Page MenuHomePhabricator

scap timeout checking index.php/api.php mwdebug1001 / mwdebug1002
Closed, DuplicatePublic

Description

Spotted while promoting all wikis:

13:05:12 Check 'Check endpoints for mwdebug1001.eqiad.wmnet' failed:
  /wiki/{title} (Main Page) timed out before a response was received;
  /wiki/{title} (Special Version) timed out before a response was received;
  /w/api.php (Main Page pageprops) timed out before a response was received

13:05:12 Check 'Check endpoints for mwdebug1002.eqiad.wmnet' failed:
  /wiki/{title} (Main Page) timed out before a response was received;
  /wiki/{title} (Special Version) timed out before a response was received;
  /w/api.php (Main Page pageprops) timed out before a response was received

My guess is that the check is the very first request to those hosts and the HHVM bytecode cache has to be primed? That takes more than 10 seconds which might be the timeout for that check.

Event Timeline

I don't think it'd be the HHVM bytecode cache for promoting all wikis since 1.32.0-wmf.20 has been on wikis since Tuesday.

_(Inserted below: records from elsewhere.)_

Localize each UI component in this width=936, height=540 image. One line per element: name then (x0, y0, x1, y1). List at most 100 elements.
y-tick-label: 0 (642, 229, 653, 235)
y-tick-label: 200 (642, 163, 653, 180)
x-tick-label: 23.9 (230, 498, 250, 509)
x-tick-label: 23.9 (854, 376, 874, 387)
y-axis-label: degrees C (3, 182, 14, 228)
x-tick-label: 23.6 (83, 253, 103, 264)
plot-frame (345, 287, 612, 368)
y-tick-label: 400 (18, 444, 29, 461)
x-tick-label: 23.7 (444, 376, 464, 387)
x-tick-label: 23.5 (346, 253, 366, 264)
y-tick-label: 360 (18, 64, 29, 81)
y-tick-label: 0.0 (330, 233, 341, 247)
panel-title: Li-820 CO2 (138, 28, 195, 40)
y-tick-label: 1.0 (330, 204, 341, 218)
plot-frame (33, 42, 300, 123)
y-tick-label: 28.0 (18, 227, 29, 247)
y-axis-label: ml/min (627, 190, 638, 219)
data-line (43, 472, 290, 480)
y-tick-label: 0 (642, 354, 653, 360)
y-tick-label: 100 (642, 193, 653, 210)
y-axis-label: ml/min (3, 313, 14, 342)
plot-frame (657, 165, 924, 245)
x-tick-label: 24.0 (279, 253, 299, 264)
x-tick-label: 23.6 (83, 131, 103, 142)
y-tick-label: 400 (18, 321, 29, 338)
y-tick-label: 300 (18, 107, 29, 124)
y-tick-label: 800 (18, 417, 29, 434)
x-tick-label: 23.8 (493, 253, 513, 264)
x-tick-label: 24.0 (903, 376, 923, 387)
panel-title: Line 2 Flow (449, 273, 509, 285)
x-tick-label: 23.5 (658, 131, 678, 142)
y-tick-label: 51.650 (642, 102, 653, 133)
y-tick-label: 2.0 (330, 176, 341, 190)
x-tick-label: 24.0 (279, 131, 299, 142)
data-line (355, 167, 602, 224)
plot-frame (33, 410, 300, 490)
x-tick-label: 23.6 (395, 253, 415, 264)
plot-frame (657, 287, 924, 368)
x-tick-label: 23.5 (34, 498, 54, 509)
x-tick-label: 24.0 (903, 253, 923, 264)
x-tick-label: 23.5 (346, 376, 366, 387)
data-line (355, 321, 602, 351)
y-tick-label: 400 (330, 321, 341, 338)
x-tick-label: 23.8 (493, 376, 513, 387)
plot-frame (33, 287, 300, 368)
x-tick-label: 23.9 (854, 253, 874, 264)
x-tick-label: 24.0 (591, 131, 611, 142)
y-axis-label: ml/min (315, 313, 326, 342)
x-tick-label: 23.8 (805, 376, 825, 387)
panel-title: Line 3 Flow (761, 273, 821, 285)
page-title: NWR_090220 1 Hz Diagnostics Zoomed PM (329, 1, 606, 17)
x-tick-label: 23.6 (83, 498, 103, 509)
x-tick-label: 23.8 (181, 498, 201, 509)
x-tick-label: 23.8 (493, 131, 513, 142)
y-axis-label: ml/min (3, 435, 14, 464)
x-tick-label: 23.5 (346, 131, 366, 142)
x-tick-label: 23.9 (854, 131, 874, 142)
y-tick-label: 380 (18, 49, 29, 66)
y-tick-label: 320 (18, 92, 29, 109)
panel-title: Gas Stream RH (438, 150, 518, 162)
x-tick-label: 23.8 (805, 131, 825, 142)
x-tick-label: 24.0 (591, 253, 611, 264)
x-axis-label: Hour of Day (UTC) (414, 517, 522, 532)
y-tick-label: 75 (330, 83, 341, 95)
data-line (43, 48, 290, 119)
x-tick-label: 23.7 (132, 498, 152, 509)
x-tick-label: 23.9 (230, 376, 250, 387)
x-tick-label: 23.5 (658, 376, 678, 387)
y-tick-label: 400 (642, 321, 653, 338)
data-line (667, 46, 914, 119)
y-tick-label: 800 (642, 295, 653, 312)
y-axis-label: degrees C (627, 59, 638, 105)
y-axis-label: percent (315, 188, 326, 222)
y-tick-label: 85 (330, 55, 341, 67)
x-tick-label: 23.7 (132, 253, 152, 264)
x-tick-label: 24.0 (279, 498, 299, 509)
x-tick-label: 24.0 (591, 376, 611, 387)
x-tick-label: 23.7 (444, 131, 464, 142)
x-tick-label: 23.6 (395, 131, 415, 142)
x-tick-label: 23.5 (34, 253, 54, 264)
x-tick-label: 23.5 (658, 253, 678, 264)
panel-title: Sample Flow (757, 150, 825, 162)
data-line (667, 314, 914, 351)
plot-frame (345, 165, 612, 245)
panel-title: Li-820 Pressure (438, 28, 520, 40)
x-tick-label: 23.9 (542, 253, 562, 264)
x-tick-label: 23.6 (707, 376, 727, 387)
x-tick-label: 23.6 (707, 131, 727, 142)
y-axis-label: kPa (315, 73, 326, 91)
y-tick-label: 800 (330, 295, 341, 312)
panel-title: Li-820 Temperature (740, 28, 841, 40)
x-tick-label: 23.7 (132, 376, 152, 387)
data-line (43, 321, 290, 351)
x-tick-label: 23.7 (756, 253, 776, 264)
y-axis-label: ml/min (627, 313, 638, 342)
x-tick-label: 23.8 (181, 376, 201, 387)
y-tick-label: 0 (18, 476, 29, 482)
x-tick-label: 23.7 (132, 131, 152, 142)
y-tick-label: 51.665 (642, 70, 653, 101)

I do wonder if it's related to T203625: mwdebug1001 and mwdebug1002 are reliably the last two hosts to finish scap-cdb-rebuild .

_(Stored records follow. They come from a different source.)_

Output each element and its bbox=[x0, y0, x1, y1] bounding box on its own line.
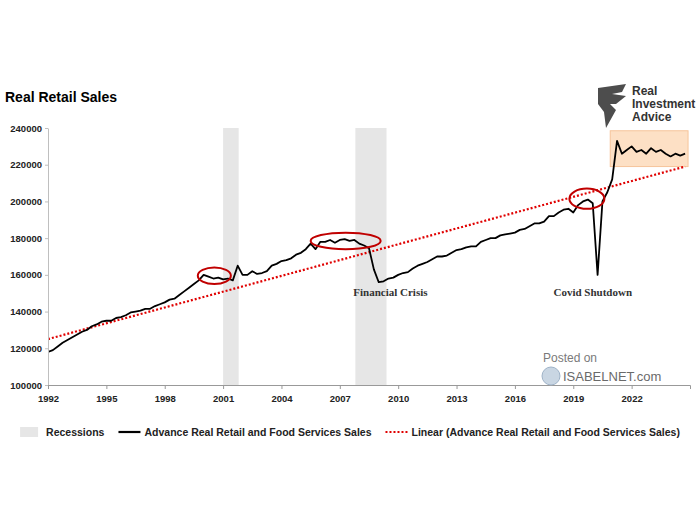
y-tick-label: 140000 bbox=[10, 306, 42, 317]
x-tick-label: 2016 bbox=[505, 393, 526, 404]
chart-svg: Real Retail Sales RealInvestmentAdvice 100… bbox=[0, 0, 700, 530]
logo: RealInvestmentAdvice bbox=[598, 84, 695, 128]
logo-text: Investment bbox=[632, 97, 695, 111]
x-tick: 2001 bbox=[213, 385, 235, 404]
y-tick: 220000 bbox=[10, 159, 48, 170]
annotation: Covid Shutdown bbox=[553, 286, 632, 298]
watermark-text: Posted on bbox=[543, 351, 597, 365]
y-tick-label: 100000 bbox=[10, 380, 42, 391]
x-axis: 1992 1995 1998 2001 2004 2007 2010 2013 2016 2019… bbox=[38, 385, 691, 404]
x-tick: 1995 bbox=[96, 385, 118, 404]
x-tick: 2007 bbox=[330, 385, 351, 404]
x-tick: 2019 bbox=[563, 385, 584, 404]
x-tick-mark bbox=[398, 385, 399, 389]
legend-item: Advance Real Retail and Food Services Sa… bbox=[118, 426, 371, 438]
y-tick-mark bbox=[45, 165, 48, 166]
highlight-ellipses bbox=[198, 189, 605, 284]
logo-text: Real bbox=[632, 84, 657, 98]
y-tick-label: 160000 bbox=[10, 269, 42, 280]
x-tick-mark bbox=[106, 385, 107, 389]
x-tick-label: 2001 bbox=[213, 393, 235, 404]
watermark: Posted on ISABELNET.com bbox=[542, 351, 661, 385]
chart-container: Real Retail Sales RealInvestmentAdvice 100… bbox=[0, 0, 700, 530]
y-tick: 180000 bbox=[10, 233, 48, 244]
x-tick: 1992 bbox=[38, 385, 59, 404]
annotation: Financial Crisis bbox=[353, 286, 428, 298]
y-tick-mark bbox=[45, 128, 48, 129]
legend-swatch bbox=[385, 431, 407, 433]
plot-area bbox=[48, 128, 688, 385]
y-tick: 200000 bbox=[10, 196, 48, 207]
highlight-ellipse bbox=[569, 189, 604, 209]
logo-icon bbox=[598, 84, 626, 128]
x-tick: 1998 bbox=[155, 385, 176, 404]
legend: Recessions Advance Real Retail and Food S… bbox=[20, 426, 680, 438]
x-axis-line bbox=[49, 386, 691, 390]
x-tick-label: 1995 bbox=[96, 393, 118, 404]
y-tick: 120000 bbox=[10, 343, 48, 354]
y-axis: 100000 120000 140000 160000 180000 200000 2200… bbox=[10, 123, 48, 391]
legend-swatch bbox=[118, 431, 140, 433]
x-tick-mark bbox=[515, 385, 516, 389]
recession-band bbox=[223, 128, 239, 385]
x-tick-label: 2022 bbox=[622, 393, 643, 404]
x-tick: 2010 bbox=[388, 385, 409, 404]
data-line bbox=[48, 141, 685, 352]
y-tick-mark bbox=[45, 275, 48, 276]
y-tick-mark bbox=[45, 385, 48, 386]
x-tick-label: 1998 bbox=[155, 393, 176, 404]
highlight-ellipse bbox=[311, 233, 381, 250]
y-tick-label: 180000 bbox=[10, 233, 42, 244]
y-tick: 100000 bbox=[10, 380, 48, 391]
y-tick: 140000 bbox=[10, 306, 48, 317]
trend-line bbox=[48, 167, 685, 340]
legend-item: Linear (Advance Real Retail and Food Ser… bbox=[385, 426, 679, 438]
watermark-globe bbox=[542, 367, 560, 385]
chart-title: Real Retail Sales bbox=[5, 89, 117, 105]
x-tick-mark bbox=[340, 385, 341, 389]
x-tick-label: 2007 bbox=[330, 393, 351, 404]
highlight-box bbox=[610, 131, 688, 167]
y-tick-label: 200000 bbox=[10, 196, 42, 207]
y-tick-mark bbox=[45, 348, 48, 349]
x-tick: 2013 bbox=[446, 385, 467, 404]
x-tick-mark bbox=[457, 385, 458, 389]
y-tick-mark bbox=[45, 312, 48, 313]
x-tick-mark bbox=[573, 385, 574, 389]
legend-label: Linear (Advance Real Retail and Food Ser… bbox=[411, 426, 679, 438]
logo-text: Advice bbox=[632, 110, 672, 124]
y-axis-line bbox=[48, 129, 49, 386]
legend-label: Recessions bbox=[46, 426, 105, 438]
x-tick-label: 2010 bbox=[388, 393, 409, 404]
legend-item: Recessions bbox=[20, 426, 105, 438]
watermark-text: ISABELNET.com bbox=[563, 369, 661, 384]
x-tick-mark bbox=[632, 385, 633, 389]
highlight-ellipse bbox=[198, 268, 231, 285]
y-tick: 240000 bbox=[10, 123, 48, 134]
x-tick-mark bbox=[281, 385, 282, 389]
y-tick-label: 120000 bbox=[10, 343, 42, 354]
x-tick: 2016 bbox=[505, 385, 526, 404]
legend-label: Advance Real Retail and Food Services Sa… bbox=[144, 426, 371, 438]
y-tick-mark bbox=[45, 238, 48, 239]
x-tick-label: 2019 bbox=[563, 393, 584, 404]
y-tick-mark bbox=[45, 201, 48, 202]
x-tick-label: 2004 bbox=[271, 393, 293, 404]
x-tick: 2004 bbox=[271, 385, 293, 404]
x-tick-mark bbox=[48, 385, 49, 389]
x-tick-mark bbox=[223, 385, 224, 389]
legend-swatch bbox=[20, 427, 38, 437]
x-tick-label: 1992 bbox=[38, 393, 59, 404]
x-tick-mark bbox=[165, 385, 166, 389]
y-tick: 160000 bbox=[10, 269, 48, 280]
x-tick-label: 2013 bbox=[446, 393, 467, 404]
y-tick-label: 240000 bbox=[10, 123, 42, 134]
x-tick: 2022 bbox=[622, 385, 643, 404]
y-tick-label: 220000 bbox=[10, 159, 42, 170]
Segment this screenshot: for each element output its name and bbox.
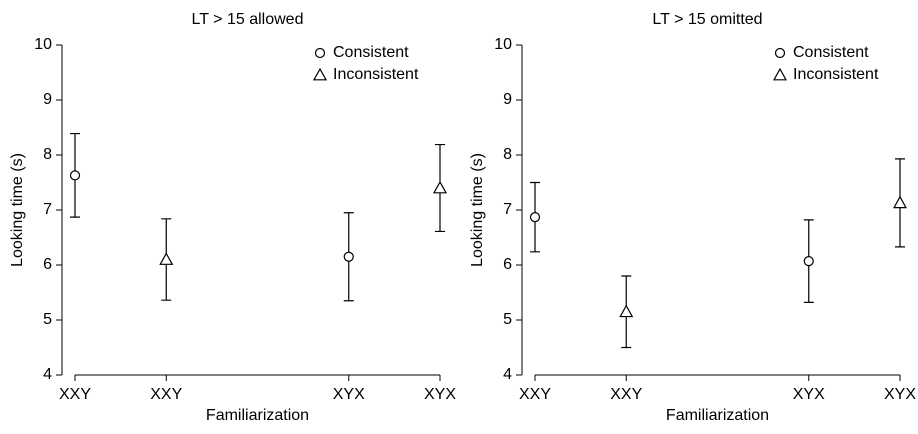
- y-tick-label: 4: [43, 366, 52, 383]
- y-tick-label: 5: [43, 311, 52, 328]
- marker-circle: [803, 256, 814, 267]
- x-tick-label: XXY: [150, 386, 182, 403]
- y-axis-label: Looking time (s): [469, 153, 486, 267]
- x-tick-label: XXY: [59, 386, 91, 403]
- legend-marker: [312, 67, 328, 81]
- y-tick-label: 6: [503, 256, 512, 273]
- legend-label: Consistent: [333, 44, 409, 61]
- x-tick-label: XYX: [884, 386, 916, 403]
- y-tick-label: 6: [43, 256, 52, 273]
- marker-circle: [69, 170, 81, 181]
- x-tick-label: XYX: [424, 386, 456, 403]
- legend-label: Consistent: [793, 44, 869, 61]
- x-tick-label: XXY: [519, 386, 551, 403]
- y-tick-label: 10: [494, 36, 512, 53]
- x-tick-label: XXY: [610, 386, 642, 403]
- y-tick-label: 7: [503, 201, 512, 218]
- legend-label: Inconsistent: [793, 66, 879, 83]
- y-tick-label: 8: [503, 146, 512, 163]
- legend-marker: [314, 47, 326, 59]
- marker-triangle: [432, 180, 448, 194]
- marker-triangle: [159, 252, 174, 265]
- chart-title: LT > 15 omitted: [652, 11, 762, 28]
- x-tick-label: XYX: [333, 386, 365, 403]
- chart-title: LT > 15 allowed: [192, 11, 304, 28]
- x-axis-label: Familiarization: [666, 407, 769, 424]
- y-tick-label: 7: [43, 201, 52, 218]
- legend-marker: [774, 47, 786, 59]
- marker-triangle: [892, 195, 908, 209]
- y-tick-label: 8: [43, 146, 52, 163]
- x-tick-label: XYX: [793, 386, 825, 403]
- y-tick-label: 10: [34, 36, 52, 53]
- x-axis-label: Familiarization: [206, 407, 309, 424]
- marker-circle: [529, 212, 541, 223]
- legend-marker: [772, 67, 788, 81]
- y-tick-label: 9: [43, 91, 52, 108]
- marker-triangle: [619, 304, 634, 318]
- legend-label: Inconsistent: [333, 66, 419, 83]
- y-tick-label: 5: [503, 311, 512, 328]
- marker-circle: [343, 251, 354, 262]
- y-tick-label: 4: [503, 366, 512, 383]
- y-tick-label: 9: [503, 91, 512, 108]
- y-axis-label: Looking time (s): [9, 153, 26, 267]
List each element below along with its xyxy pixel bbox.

This briefly happened during a swat deploy just now -

<icinga-wm> PROBLEM - HHVM rendering on mwdebug1002 is CRITICAL: CRITICAL - Socket timeout after 10 seconds

It recovered after two minutes.

We see similar issues during manual testing: T215368: First request after a MediaWiki sync times out on mwdebug

Also, saw this today 2-3 minutes after a patch was pulled to mwdebug1002:

19:27 <+icinga-wm> PROBLEM - HHVM rendering on mwdebug1002 is CRITICAL: CRITICAL - Socket timeout after 10 seconds
19:29 <+icinga-wm> RECOVERY - HHVM rendering on mwdebug1002 is OK: HTTP OK: HTTP/1.1 200 OK - 76873 bytes in 0.258 second response time

The timeouts we see from the endpoints checks on canary servers doesn't itself involve cdb rebuilds, so this presumably isn't meant to depend on T203625. Also because we've seen the endpoint check failures happen on other canaries as well, including canaries that aren't mwdebug VMs.

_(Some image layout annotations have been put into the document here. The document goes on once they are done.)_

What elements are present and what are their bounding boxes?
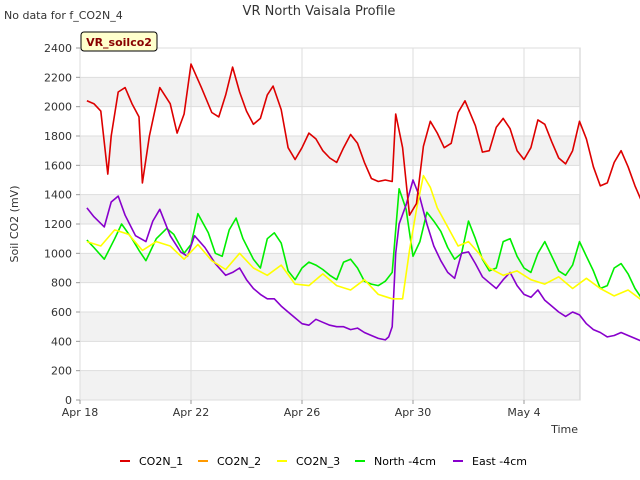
- x-tick-label: Apr 30: [395, 406, 432, 419]
- x-tick-label: Apr 18: [62, 406, 99, 419]
- series-layer: [86, 63, 640, 342]
- legend-label: North -4cm: [374, 455, 436, 468]
- legend: CO2N_1 CO2N_2 CO2N_3 North -4cm East -4cm: [120, 455, 527, 468]
- chart-title: VR North Vaisala Profile: [243, 4, 396, 19]
- site-label: VR_soilco2: [86, 36, 152, 49]
- legend-item: North -4cm: [355, 455, 436, 468]
- y-tick-label: 0: [65, 394, 72, 407]
- y-tick-label: 200: [51, 365, 72, 378]
- y-tick-label: 1800: [44, 130, 72, 143]
- background-band: [80, 77, 580, 107]
- no-data-note: No data for f_CO2N_4: [4, 9, 123, 22]
- y-tick-label: 600: [51, 306, 72, 319]
- x-tick-label: Apr 22: [173, 406, 210, 419]
- series-line-north-4cm: [86, 188, 640, 298]
- x-tick-label: Apr 26: [284, 406, 321, 419]
- legend-item: East -4cm: [453, 455, 527, 468]
- series-line-co2n-1: [86, 63, 640, 216]
- x-tick-label: May 4: [507, 406, 540, 419]
- legend-item: CO2N_3: [277, 455, 340, 468]
- y-tick-label: 400: [51, 335, 72, 348]
- background-band: [80, 312, 580, 342]
- plot-background-bands: [80, 77, 580, 400]
- background-band: [80, 194, 580, 224]
- y-tick-label: 2200: [44, 71, 72, 84]
- y-tick-label: 1600: [44, 159, 72, 172]
- y-axis-label: Soil CO2 (mV): [8, 186, 21, 263]
- y-axis-ticks: 0 200 400 600 800 1000 1200 1400 1600 1800 2000 220…: [44, 42, 80, 407]
- background-band: [80, 136, 580, 166]
- y-tick-label: 800: [51, 277, 72, 290]
- y-tick-label: 2000: [44, 101, 72, 114]
- series-line-co2n-3: [86, 174, 640, 300]
- series-line-east-4cm: [86, 179, 640, 342]
- site-label-box: VR_soilco2: [80, 31, 158, 52]
- legend-label: CO2N_3: [296, 455, 340, 468]
- legend-item: CO2N_1: [120, 455, 183, 468]
- y-tick-label: 1000: [44, 247, 72, 260]
- background-band: [80, 370, 580, 400]
- legend-label: CO2N_2: [217, 455, 261, 468]
- y-tick-label: 2400: [44, 42, 72, 55]
- x-axis-ticks: Apr 18 Apr 22 Apr 26 Apr 30 May 4: [62, 400, 541, 419]
- legend-label: CO2N_1: [139, 455, 183, 468]
- legend-label: East -4cm: [472, 455, 527, 468]
- y-tick-label: 1200: [44, 218, 72, 231]
- legend-item: CO2N_2: [198, 455, 261, 468]
- y-tick-label: 1400: [44, 189, 72, 202]
- x-axis-label: Time: [550, 423, 578, 436]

I suspect that the problem causing endpoint checks to fail on canaries isn't specific to either mwdebug, nor canaries, because we're also seeing T204871, which affects all app servers shortly after a deployment. And the endpoint checks applied to canaries are effectively the same real-user requests reported to Logstash in T204871.